Observo-o de canto de olho, tentando me controlar para não ficar o encarando. Percebo que ele não chegou a me notar de fato. O homem parece mais jovem que eu, e não é franzino, na realidade é o oposto. Parece-me alguém que pratica esporte, com uma boa postura para afirmar meu pensamento. Se não estivesse com uma expressão tão desiludida, poderia presumir que a vida sempre lhe sorriu. Mas, no momento, está me fazendo pensar que o seu dia está pior do que o esperado. 

Com um sorriso de compreensão e empatia, deixo para lá todos os meus pensamentos bobos de adolescente e tomo a posição de uma mulher adulta que sou. Chamo o barman e digo que pagarei o que o rapaz pedir. Bem, gastar um pouco não me fará mal. Além de uma única amiga e gastos corriqueiros, eu não gasto com muito mais coisas, sobrando uma boa quantia na poupança. Ajudar um cara que está num mau momento não parece algo ruim.

O rapaz me olha surpreso, escutando quando falo com o homem, mas aceita a bebida após reclamar.

— Estou mesmo no fundo do poço. Uma moça me pagando a bebida, e não o contrário. Obrigado por isso — diz após pedir uma cerveja. — Como foi o seu dia?

Não imaginei que ele puxaria conversa comigo. Na verdade, suspeitei que com tamanho desânimo sequer me ouviria para dizer o "obrigado". Isso me surpreende. 

— Bom, só o estresse do trabalho. Normal. Me diga... E o seu? Parece que foi bem difícil, digo... Pela expressão que chegou aqui. Sem querer ser abusada em perguntar assim diretamente. Desculpe se for um assunto delicado.

— Não, tudo bem. Sinceridade é tudo. Na verdade, é a melhor coisa. E é tudo o que preciso — fala, rindo amargo após beber mais um gole da sua cerveja. Olhando para o copo, continua: — Fui despedido hoje. Após socar o meu chefe. Ainda perdi a minha namorada que já estava comigo há algum tempo.
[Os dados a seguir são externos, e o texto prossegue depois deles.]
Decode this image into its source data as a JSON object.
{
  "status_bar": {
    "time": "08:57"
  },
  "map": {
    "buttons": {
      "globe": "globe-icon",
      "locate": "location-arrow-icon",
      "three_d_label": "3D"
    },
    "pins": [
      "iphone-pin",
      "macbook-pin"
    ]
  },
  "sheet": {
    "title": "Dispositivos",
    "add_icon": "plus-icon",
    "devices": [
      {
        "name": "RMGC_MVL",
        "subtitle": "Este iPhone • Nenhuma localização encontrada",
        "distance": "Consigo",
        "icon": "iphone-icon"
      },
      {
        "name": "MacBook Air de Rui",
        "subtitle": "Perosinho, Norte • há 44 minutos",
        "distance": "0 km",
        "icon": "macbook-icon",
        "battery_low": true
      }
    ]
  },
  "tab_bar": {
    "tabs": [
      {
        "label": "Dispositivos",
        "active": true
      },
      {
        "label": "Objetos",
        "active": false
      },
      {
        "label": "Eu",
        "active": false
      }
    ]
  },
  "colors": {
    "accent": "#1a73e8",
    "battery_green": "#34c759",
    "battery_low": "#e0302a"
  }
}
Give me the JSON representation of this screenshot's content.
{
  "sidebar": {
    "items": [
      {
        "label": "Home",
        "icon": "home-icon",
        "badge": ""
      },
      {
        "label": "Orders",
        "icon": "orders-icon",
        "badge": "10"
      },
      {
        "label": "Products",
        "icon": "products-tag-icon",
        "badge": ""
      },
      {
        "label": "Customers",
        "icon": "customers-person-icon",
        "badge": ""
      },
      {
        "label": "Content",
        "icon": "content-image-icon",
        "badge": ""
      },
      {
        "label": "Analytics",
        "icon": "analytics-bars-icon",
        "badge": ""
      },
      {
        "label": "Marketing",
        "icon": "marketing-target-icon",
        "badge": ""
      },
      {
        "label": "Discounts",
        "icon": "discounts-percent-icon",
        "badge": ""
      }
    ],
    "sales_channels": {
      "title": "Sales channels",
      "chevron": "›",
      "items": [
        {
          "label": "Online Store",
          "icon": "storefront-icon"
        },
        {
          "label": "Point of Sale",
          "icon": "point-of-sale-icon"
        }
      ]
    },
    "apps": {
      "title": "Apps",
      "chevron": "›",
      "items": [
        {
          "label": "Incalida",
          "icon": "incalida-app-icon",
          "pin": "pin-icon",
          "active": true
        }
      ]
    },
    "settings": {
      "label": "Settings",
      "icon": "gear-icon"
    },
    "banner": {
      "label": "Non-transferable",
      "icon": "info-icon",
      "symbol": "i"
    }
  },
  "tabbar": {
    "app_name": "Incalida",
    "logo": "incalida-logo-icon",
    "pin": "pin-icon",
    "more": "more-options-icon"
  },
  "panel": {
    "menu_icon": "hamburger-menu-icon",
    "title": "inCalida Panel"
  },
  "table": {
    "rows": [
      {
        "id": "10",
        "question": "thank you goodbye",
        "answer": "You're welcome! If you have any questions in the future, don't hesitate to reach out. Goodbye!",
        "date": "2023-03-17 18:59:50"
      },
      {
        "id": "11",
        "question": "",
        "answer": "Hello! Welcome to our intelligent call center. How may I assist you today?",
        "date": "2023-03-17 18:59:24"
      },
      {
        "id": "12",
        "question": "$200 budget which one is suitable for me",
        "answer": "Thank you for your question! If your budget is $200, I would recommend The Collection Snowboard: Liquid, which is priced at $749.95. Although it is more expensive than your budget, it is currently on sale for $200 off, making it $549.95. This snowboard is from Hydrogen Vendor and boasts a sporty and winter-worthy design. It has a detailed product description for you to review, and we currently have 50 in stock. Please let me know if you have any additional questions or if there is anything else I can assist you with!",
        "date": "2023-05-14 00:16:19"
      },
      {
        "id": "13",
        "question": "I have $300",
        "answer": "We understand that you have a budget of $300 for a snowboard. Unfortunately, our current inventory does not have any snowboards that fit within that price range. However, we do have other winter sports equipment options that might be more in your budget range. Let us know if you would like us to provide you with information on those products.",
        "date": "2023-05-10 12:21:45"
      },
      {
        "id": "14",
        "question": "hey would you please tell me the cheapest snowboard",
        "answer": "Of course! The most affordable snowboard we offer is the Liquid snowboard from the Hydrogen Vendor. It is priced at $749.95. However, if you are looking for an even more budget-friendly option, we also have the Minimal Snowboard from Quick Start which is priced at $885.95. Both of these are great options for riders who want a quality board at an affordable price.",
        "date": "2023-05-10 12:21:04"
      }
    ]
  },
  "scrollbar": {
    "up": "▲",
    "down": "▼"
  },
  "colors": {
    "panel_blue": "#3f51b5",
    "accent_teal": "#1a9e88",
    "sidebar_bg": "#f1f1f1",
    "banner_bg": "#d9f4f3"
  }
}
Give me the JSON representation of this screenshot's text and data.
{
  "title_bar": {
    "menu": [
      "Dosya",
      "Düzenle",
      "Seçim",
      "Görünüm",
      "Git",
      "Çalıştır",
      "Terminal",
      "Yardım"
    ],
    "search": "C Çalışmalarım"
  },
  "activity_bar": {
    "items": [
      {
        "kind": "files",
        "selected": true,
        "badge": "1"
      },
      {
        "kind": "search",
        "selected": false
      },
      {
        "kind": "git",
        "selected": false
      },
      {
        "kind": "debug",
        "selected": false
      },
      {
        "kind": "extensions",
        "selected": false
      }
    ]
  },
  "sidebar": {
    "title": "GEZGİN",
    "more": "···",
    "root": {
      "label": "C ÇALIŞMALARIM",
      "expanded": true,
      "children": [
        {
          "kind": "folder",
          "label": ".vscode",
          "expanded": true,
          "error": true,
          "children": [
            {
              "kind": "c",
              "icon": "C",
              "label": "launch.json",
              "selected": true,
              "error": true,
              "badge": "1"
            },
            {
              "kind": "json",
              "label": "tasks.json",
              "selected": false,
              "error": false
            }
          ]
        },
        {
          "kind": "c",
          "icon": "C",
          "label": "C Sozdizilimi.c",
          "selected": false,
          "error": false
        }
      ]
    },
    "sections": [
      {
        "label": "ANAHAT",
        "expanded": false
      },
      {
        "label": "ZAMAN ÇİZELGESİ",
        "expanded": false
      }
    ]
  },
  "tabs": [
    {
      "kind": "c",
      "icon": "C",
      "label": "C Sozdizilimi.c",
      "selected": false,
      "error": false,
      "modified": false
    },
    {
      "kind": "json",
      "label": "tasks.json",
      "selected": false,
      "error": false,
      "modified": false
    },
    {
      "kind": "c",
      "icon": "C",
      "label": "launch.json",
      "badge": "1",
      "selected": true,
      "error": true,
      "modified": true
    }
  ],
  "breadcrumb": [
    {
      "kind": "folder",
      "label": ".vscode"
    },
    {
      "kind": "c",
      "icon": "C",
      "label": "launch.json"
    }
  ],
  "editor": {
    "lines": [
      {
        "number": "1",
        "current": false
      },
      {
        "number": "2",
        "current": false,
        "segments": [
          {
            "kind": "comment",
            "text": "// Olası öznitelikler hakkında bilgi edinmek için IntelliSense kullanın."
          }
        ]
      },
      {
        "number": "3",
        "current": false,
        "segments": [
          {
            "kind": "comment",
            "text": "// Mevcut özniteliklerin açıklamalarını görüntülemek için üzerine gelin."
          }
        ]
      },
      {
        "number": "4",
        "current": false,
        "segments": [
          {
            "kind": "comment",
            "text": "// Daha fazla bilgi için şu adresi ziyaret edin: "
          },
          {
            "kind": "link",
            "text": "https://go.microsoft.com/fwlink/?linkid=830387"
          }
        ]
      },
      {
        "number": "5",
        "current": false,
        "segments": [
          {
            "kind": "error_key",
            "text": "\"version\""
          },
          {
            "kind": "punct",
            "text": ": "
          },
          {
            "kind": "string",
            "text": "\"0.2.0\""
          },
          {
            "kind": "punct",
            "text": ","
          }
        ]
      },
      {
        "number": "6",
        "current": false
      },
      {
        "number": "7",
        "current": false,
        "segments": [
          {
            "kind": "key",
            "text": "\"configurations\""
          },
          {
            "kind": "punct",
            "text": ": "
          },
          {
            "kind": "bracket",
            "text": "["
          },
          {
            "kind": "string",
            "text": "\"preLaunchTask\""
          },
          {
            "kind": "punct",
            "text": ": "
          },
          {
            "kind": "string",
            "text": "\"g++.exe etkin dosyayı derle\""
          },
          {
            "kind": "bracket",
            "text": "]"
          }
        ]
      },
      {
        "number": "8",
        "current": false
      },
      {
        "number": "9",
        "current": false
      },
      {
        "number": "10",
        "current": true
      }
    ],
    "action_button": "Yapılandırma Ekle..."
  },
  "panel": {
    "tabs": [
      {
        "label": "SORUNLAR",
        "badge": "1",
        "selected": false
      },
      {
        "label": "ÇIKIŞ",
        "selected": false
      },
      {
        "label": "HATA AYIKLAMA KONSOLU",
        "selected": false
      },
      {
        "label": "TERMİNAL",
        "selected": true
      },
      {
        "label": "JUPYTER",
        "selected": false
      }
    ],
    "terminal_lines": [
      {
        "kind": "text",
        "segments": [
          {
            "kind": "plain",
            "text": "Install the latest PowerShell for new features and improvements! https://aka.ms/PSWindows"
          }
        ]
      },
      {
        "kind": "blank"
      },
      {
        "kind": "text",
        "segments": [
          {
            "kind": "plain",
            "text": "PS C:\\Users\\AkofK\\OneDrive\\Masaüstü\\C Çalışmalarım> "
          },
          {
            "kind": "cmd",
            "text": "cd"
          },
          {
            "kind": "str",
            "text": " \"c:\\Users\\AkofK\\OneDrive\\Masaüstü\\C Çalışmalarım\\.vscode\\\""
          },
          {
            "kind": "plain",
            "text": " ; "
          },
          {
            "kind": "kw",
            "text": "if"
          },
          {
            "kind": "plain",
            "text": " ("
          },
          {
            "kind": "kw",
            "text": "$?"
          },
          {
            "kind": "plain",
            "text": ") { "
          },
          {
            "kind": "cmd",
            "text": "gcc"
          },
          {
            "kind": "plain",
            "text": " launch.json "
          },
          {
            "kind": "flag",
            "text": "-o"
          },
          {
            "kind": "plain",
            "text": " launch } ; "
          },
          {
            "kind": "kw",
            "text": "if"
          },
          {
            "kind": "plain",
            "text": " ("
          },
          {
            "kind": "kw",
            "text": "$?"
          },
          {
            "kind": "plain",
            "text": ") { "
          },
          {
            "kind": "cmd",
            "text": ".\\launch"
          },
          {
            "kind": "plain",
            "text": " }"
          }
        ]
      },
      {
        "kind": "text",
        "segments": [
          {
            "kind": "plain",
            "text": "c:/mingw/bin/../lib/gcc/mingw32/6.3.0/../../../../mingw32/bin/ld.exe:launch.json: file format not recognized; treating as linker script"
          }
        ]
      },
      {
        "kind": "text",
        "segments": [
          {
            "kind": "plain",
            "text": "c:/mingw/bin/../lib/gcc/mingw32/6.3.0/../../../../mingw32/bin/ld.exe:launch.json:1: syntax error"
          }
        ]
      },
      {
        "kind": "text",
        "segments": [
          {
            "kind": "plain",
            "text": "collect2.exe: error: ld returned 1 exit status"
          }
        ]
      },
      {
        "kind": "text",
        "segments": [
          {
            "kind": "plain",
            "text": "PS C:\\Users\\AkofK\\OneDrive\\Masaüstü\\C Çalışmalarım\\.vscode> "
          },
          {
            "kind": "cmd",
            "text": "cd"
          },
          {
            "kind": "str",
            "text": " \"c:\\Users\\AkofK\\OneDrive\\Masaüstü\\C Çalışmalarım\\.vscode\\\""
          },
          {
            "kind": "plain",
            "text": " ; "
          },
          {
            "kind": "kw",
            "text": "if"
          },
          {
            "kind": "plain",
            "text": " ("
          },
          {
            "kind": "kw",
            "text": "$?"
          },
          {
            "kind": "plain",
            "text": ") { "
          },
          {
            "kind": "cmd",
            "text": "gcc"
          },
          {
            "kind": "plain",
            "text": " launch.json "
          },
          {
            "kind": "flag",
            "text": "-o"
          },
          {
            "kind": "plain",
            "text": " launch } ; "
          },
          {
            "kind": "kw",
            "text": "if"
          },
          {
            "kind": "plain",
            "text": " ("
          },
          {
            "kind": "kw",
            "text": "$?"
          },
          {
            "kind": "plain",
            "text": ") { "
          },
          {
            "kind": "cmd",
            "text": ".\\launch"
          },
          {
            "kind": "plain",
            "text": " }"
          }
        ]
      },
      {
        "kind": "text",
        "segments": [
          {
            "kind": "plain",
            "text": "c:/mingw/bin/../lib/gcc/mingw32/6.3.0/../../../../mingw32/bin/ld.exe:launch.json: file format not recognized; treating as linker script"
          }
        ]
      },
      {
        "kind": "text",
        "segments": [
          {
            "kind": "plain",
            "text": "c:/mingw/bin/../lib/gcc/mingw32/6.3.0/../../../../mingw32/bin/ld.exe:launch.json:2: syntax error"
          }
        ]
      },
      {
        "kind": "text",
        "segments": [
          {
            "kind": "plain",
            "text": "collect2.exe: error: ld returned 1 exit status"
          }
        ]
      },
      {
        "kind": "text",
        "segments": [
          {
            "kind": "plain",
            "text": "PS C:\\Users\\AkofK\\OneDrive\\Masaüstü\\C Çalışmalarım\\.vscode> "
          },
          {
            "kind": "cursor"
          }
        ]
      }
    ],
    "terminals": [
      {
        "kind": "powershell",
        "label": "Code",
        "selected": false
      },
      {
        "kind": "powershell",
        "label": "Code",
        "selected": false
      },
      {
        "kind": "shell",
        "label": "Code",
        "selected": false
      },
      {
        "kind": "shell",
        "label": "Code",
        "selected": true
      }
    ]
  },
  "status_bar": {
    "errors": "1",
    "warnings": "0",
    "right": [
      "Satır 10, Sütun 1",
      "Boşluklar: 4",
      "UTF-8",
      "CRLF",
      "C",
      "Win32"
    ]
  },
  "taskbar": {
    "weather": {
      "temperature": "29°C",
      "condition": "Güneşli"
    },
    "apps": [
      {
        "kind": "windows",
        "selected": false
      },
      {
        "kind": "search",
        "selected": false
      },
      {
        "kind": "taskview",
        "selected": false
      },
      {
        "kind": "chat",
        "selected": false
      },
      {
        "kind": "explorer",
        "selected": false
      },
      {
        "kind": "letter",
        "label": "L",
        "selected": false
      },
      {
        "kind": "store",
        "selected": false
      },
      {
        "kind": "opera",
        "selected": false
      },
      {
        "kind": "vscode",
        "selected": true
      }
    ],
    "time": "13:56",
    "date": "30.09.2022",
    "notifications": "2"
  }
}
— Bem, então outra bebida para você, porque realmente precisa. — Chamo novamente Santiago para lhe entregar outro copo. — É assim mesmo. Quando o azar vem, é sequencial. A vida pode ser cruel, mas dá tudo certo no final.  

— Não faz ideia! E talvez esteja certa — fala, abrindo bem os olhos e suspirando em seguida. Não parece que tem confiança no que ele disse.

Tomando uma súbita coragem, parece decidir mudar seu humor. Se ajeita no banco enquanto se vira para mim. O peso dos seus olhos azuis sobre mim me deixa um pouco tímida, mas não devo mudar minha postura. Decidi ajudar o rapaz no dia ruim, não é?

— Mas você certamente veio aqui pelos homens bonitos, boa música, porém, acabou falando com o cara azarado. 

— Bem, mais ou menos... Escutei algumas garotas falando do lugar e fiquei curiosa. Então vim. Insensato? Sim. Eu sei! — Dou de ombros, abrindo bem os olhos. Bebo o restante do vinho da minha taça e peço outra para Santiago. — Mas depois de realmente ver tantos homens bonitos reunidos me pergunto...

— Se não são gays? — O bonito rapaz desconhecido ri, enquanto o barman faz uma careta engraçada, porém sorri em seguida, levando o assunto com humor. — Deve até ter mesmo, mas o que os boatos não dizem é... Suspense... Que ninguém que vem aqui se dá bem!

O desconhecido ri mais uma vez, e o homem atrás do balcão o acompanha. Olho para eles um tanto assustada, sem entender o que ele quis dizer com isso.

— Ficarei azarada também? — pergunto, espantada com o rumo que minha linha de raciocínio seguiu.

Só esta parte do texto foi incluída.